No mais, presentes os pressupostos de admissibilidade, conheço do recurso. Passo a sua análise. 2- Do vínculo empregatício / Da fraude Sem razão a reclamada quanto ao tema. Verifica-se a existência de vínculo empregatício diretamente com a 2ª reclamada na presente demanda. Com efeito, para a configuração da relação de emprego, a doutrina com respaldo no artigo 3º da CLT exige a presença concomitante dos seguintes requisitos: pessoalidade, habitualidade, subordinação e onerosidade.
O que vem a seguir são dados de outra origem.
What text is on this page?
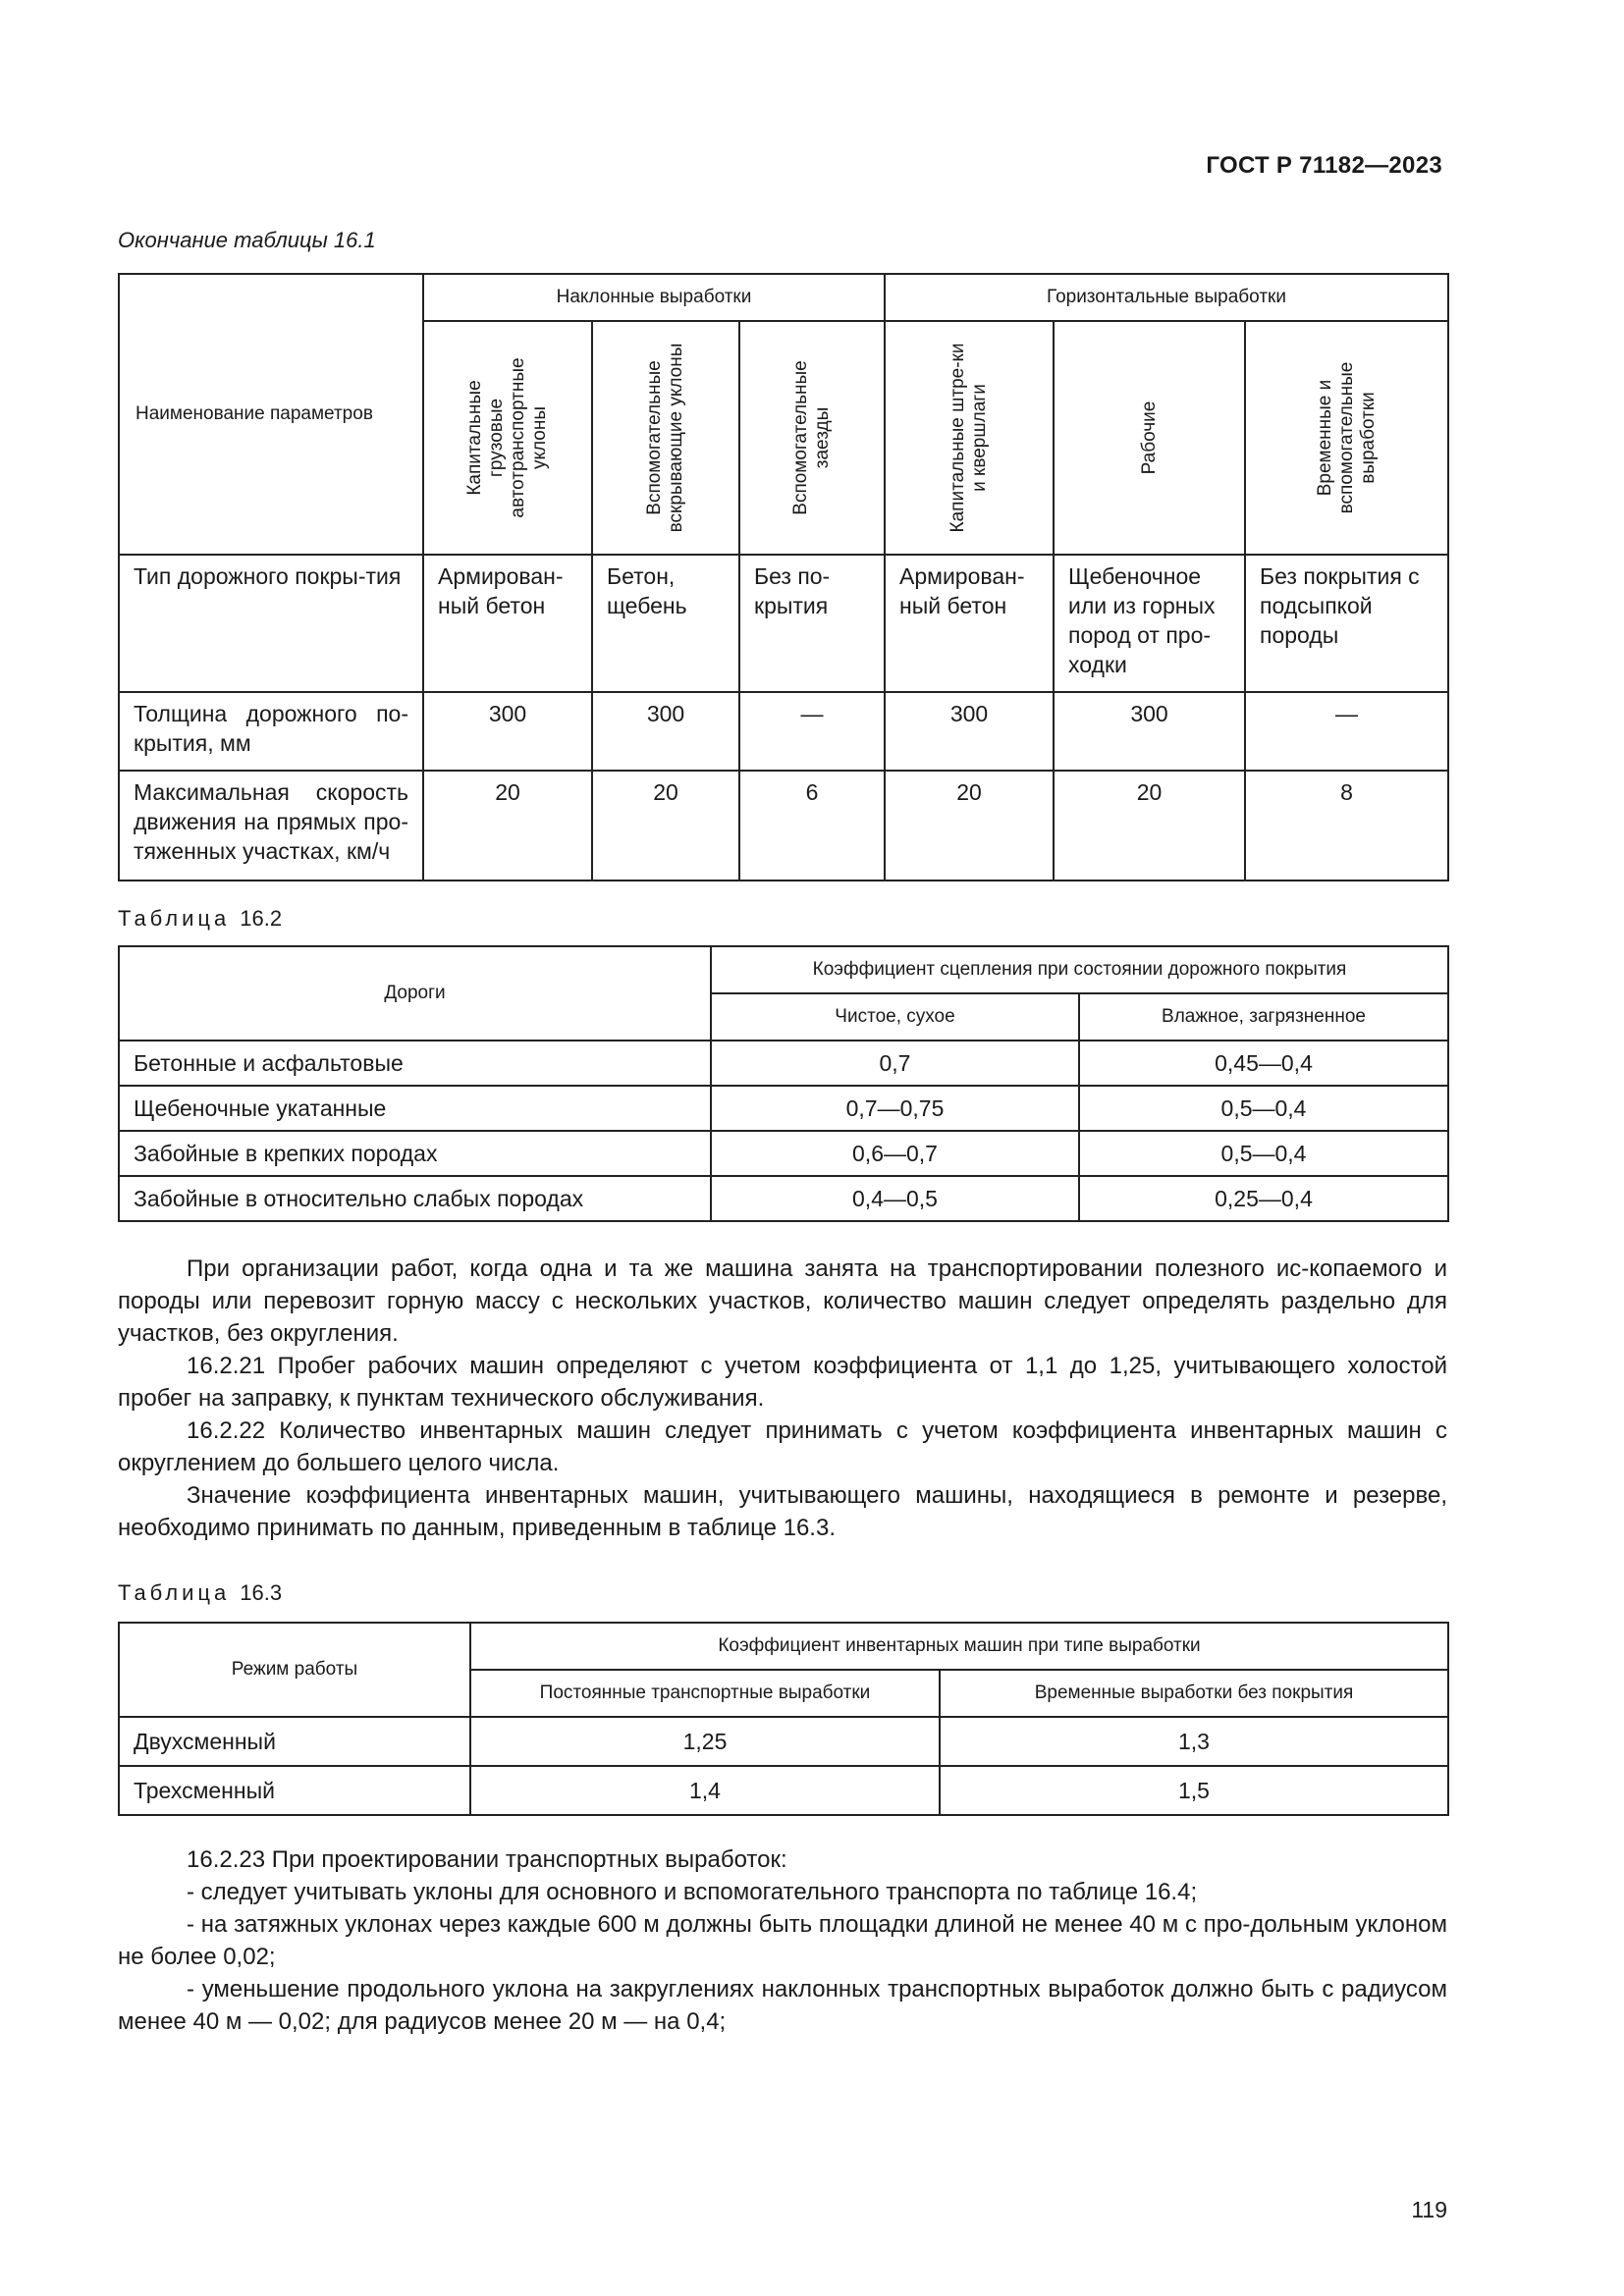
ГОСТ Р 71182—2023
Окончание таблицы 16.1
Наименование параметров	Наклонные выработки			Горизонтальные выработки		

	Капитальные грузовые автотранспортные уклоны	Вспомогательные вскрывающие уклоны	Вспомогательные заезды	Капитальные штре-ки и квершлаги	Рабочие	Временные и вспомогательные выработки

Тип дорожного покры-тия	Армирован-ный бетон	Бетон, щебень	Без по-крытия	Армирован-ный бетон	Щебеночное или из горных пород от про-ходки	Без покрытия с подсыпкой породы
Толщина дорожного по-крытия, мм	300	300	—	300	300	—
Максимальная скорость движения на прямых про-тяженных участках, км/ч	20	20	6	20	20	8
Таблица 16.2
Дороги	Коэффициент сцепления при состоянии дорожного покрытия	
	Чистое, сухое	Влажное, загрязненное
Бетонные и асфальтовые	0,7	0,45—0,4
Щебеночные укатанные	0,7—0,75	0,5—0,4
Забойные в крепких породах	0,6—0,7	0,5—0,4
Забойные в относительно слабых породах	0,4—0,5	0,25—0,4
При организации работ, когда одна и та же машина занята на транспортировании полезного ис-копаемого и породы или перевозит горную массу с нескольких участков, количество машин следует определять раздельно для участков, без округления.
16.2.21 Пробег рабочих машин определяют с учетом коэффициента от 1,1 до 1,25, учитывающего холостой пробег на заправку, к пунктам технического обслуживания.
16.2.22 Количество инвентарных машин следует принимать с учетом коэффициента инвентарных машин с округлением до большего целого числа.
Значение коэффициента инвентарных машин, учитывающего машины, находящиеся в ремонте и резерве, необходимо принимать по данным, приведенным в таблице 16.3.
Таблица 16.3
Режим работы	Коэффициент инвентарных машин при типе выработки	
	Постоянные транспортные выработки	Временные выработки без покрытия
Двухсменный	1,25	1,3
Трехсменный	1,4	1,5
16.2.23 При проектировании транспортных выработок:
- следует учитывать уклоны для основного и вспомогательного транспорта по таблице 16.4;
- на затяжных уклонах через каждые 600 м должны быть площадки длиной не менее 40 м с про-дольным уклоном не более 0,02;
- уменьшение продольного уклона на закруглениях наклонных транспортных выработок должно быть с радиусом менее 40 м — 0,02; для радиусов менее 20 м — на 0,4;
119
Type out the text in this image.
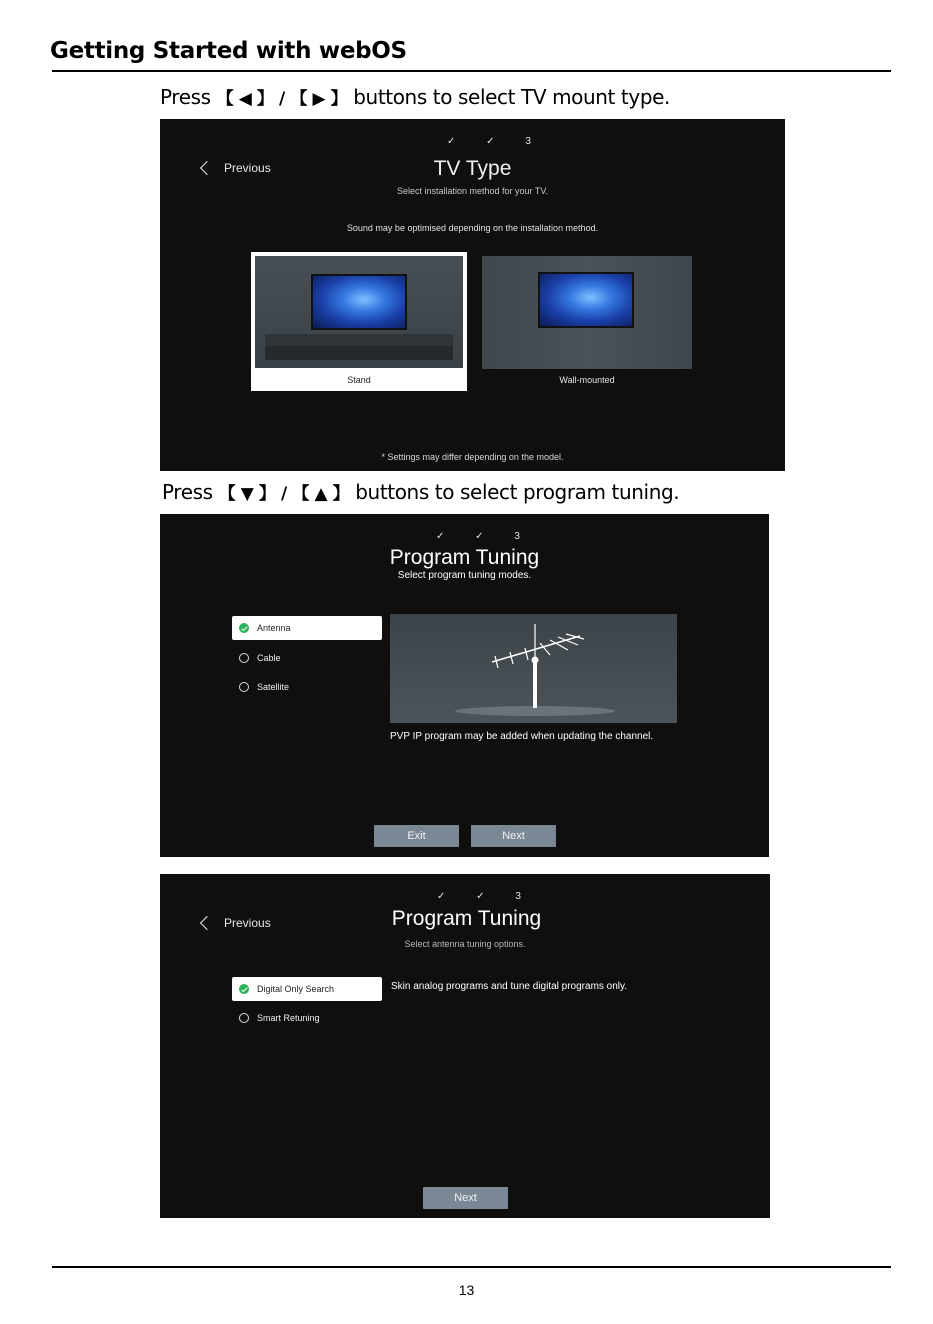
Getting Started with webOS
Press 【 ◀ 】 / 【 ▶ 】 buttons to select TV mount type.
✓ ✓ 3
Previous	TV Type
Select installation method for your TV.
Sound may be optimised depending on the installation method.
Stand	Wall-mounted
* Settings may differ depending on the model.
Press 【 ▼ 】 / 【 ▲ 】 buttons to select program tuning.
✓ ✓ 3
Program Tuning
Select program tuning modes.
Antenna
Cable
Satellite
PVP IP program may be added when updating the channel.
Exit	Next
✓ ✓ 3
Previous	Program Tuning
Select antenna tuning options.
Digital Only Search
Smart Retuning
Skin analog programs and tune digital programs only.
Next
13
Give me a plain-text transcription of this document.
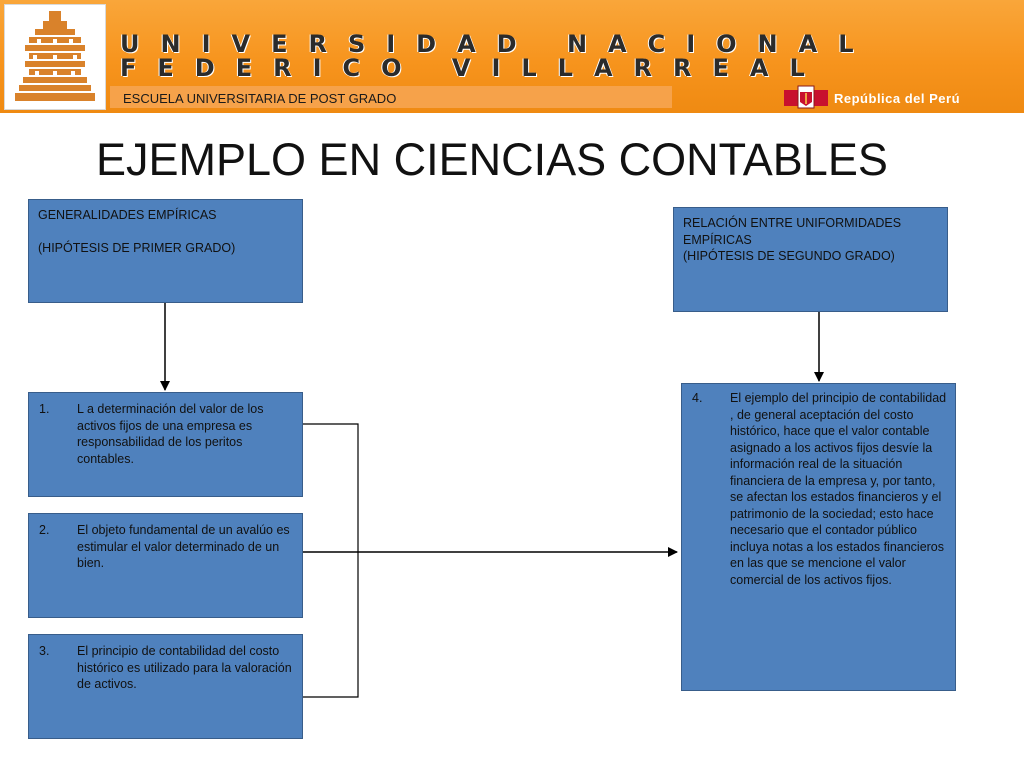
UNIVERSIDAD NACIONAL
FEDERICO VILLARREAL
ESCUELA UNIVERSITARIA DE POST GRADO	República del Perú
EJEMPLO EN CIENCIAS CONTABLES
GENERALIDADES EMPÍRICAS
(HIPÓTESIS DE PRIMER GRADO)
RELACIÓN ENTRE UNIFORMIDADES EMPÍRICAS
(HIPÓTESIS DE SEGUNDO GRADO)
1.	L a determinación del valor de los activos fijos de una empresa es responsabilidad de los peritos contables.
2.	El objeto fundamental de un avalúo es estimular el valor determinado de un bien.
3.	El principio de contabilidad del costo histórico es utilizado para la valoración de activos.
4.	El ejemplo del principio de contabilidad , de general aceptación del costo histórico, hace que el valor contable asignado a los activos fijos desvíe la información real de la situación financiera de la empresa y, por tanto, se afectan los estados financieros y el patrimonio de la sociedad; esto hace necesario que el contador público incluya notas a los estados financieros en las que se mencione el valor comercial de los activos fijos.
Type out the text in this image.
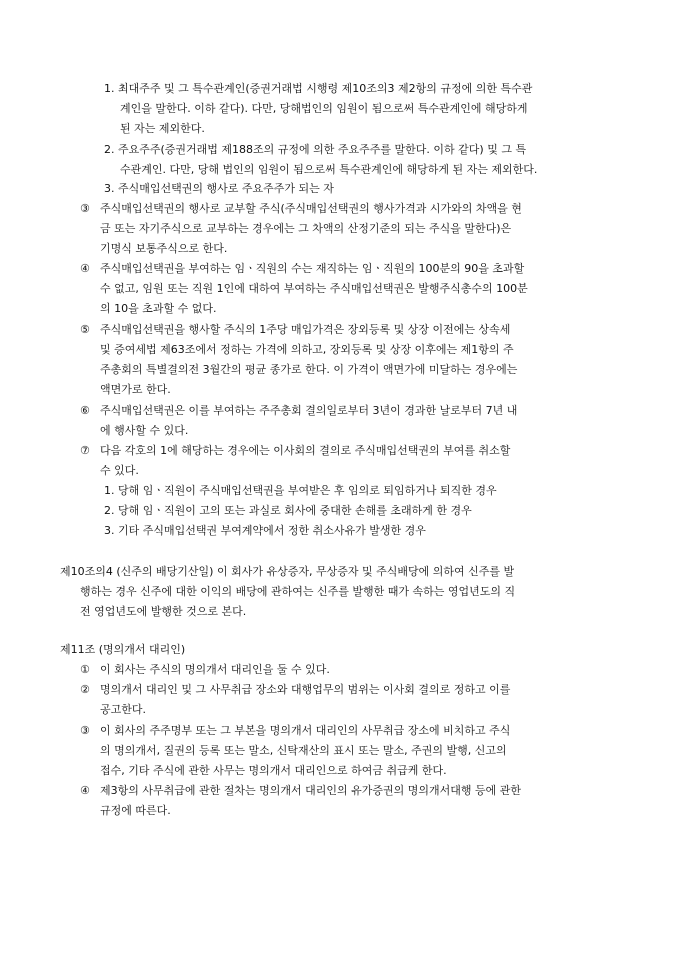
1. 최대주주 및 그 특수관계인(증권거래법 시행령 제10조의3 제2항의 규정에 의한 특수관
계인을 말한다. 이하 같다). 다만, 당해법인의 임원이 됨으로써 특수관계인에 해당하게
된 자는 제외한다.
2. 주요주주(증권거래법 제188조의 규정에 의한 주요주주를 말한다. 이하 같다) 및 그 특
수관계인. 다만, 당해 법인의 임원이 됨으로써 특수관계인에 해당하게 된 자는 제외한다.
3. 주식매입선택권의 행사로 주요주주가 되는 자
③ 주식매입선택권의 행사로 교부할 주식(주식매입선택권의 행사가격과 시가와의 차액을 현
금 또는 자기주식으로 교부하는 경우에는 그 차액의 산정기준의 되는 주식을 말한다)은
기명식 보통주식으로 한다.
④ 주식매입선택권을 부여하는 임ㆍ직원의 수는 재직하는 임ㆍ직원의 100분의 90을 초과할
수 없고, 임원 또는 직원 1인에 대하여 부여하는 주식매입선택권은 발행주식총수의 100분
의 10을 초과할 수 없다.
⑤ 주식매입선택권을 행사할 주식의 1주당 매입가격은 장외등록 및 상장 이전에는 상속세
및 증여세법 제63조에서 정하는 가격에 의하고, 장외등록 및 상장 이후에는 제1항의 주
주총회의 특별결의전 3월간의 평균 종가로 한다. 이 가격이 액면가에 미달하는 경우에는
액면가로 한다.
⑥ 주식매입선택권은 이를 부여하는 주주총회 결의일로부터 3년이 경과한 날로부터 7년 내
에 행사할 수 있다.
⑦ 다음 각호의 1에 해당하는 경우에는 이사회의 결의로 주식매입선택권의 부여를 취소할
수 있다.
1. 당해 임ㆍ직원이 주식매입선택권을 부여받은 후 임의로 퇴임하거나 퇴직한 경우
2. 당해 임ㆍ직원이 고의 또는 과실로 회사에 중대한 손해를 초래하게 한 경우
3. 기타 주식매입선택권 부여계약에서 정한 취소사유가 발생한 경우
제10조의4 (신주의 배당기산일) 이 회사가 유상증자, 무상증자 및 주식배당에 의하여 신주를 발
행하는 경우 신주에 대한 이익의 배당에 관하여는 신주를 발행한 때가 속하는 영업년도의 직
전 영업년도에 발행한 것으로 본다.
제11조 (명의개서 대리인)
① 이 회사는 주식의 명의개서 대리인을 둘 수 있다.
② 명의개서 대리인 및 그 사무취급 장소와 대행업무의 범위는 이사회 결의로 정하고 이를
공고한다.
③ 이 회사의 주주명부 또는 그 부본을 명의개서 대리인의 사무취급 장소에 비치하고 주식
의 명의개서, 질권의 등록 또는 말소, 신탁재산의 표시 또는 말소, 주권의 발행, 신고의
접수, 기타 주식에 관한 사무는 명의개서 대리인으로 하여금 취급케 한다.
④ 제3항의 사무취급에 관한 절차는 명의개서 대리인의 유가증권의 명의개서대행 등에 관한
규정에 따른다.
A ausência de qualquer desses requisitos importa na descaracterização da relação de emprego. A presença de todos, por outro lado, demonstra a existência de vínculo empregatício. Nesse sentido, importante observar que a CLT dispõe, em seu art. 787, que compete ao reclamante instruir a reclamação desde logo acompanhada dos documentos em que se fundar, ou seja, com os documentos destinados a provar-lhe as alegações. A ausência de prova do fato constitutivo do direito tem um efeito devastador na pretensão apresentada em juízo. O artigo 818 da CLT dispõe claramente que a prova das alegações incumbe à parte que as fizer, pelo que obrigado está o empregado a apresentar prova constitutiva do seu direito. O ônus da prova, portanto, via de regra, é do Reclamante. Assim, compete ao trabalhador que reclama o reconhecimento de vínculo empregatício comprovar de forma indene de dúvidas que foi contratado para prestar serviços pessoalmente ao reclamado com habitualidade, onerosidade e subordinação, uma vez que se trata de fato constitutivo do seu direito (art. 818 da CLT c/c inciso I do art. 333 da CPC). Entretanto, se for negada a relação de emprego, mas admitida a prestação de serviços, a reclamada atrairá para si o ônus de provar a eventualidade e a ausência de subordinação nessa relação, pois se trata de fato impeditivo de direito (inciso II do art. 333 do CPC). Contudo, não se pode ignorar que o magistrado ao julgar a demanda deverá atentar para a prova coletada nos autos, independentemente de quem tenha o ônus da prova1. Dessa forma, a inversão do ônus da prova não exime totalmente o autor de também fazer prova do que foi alegado. Nesse caso, importante que a soma dos elementos de prova indiquem a existência de relação de emprego.

MARTINS, Sergio Pinto. Comentários à CLT. 7ª ed. São Paulo: Atlas, 2003. Comentário ao art. 818 da CLT. p. 782.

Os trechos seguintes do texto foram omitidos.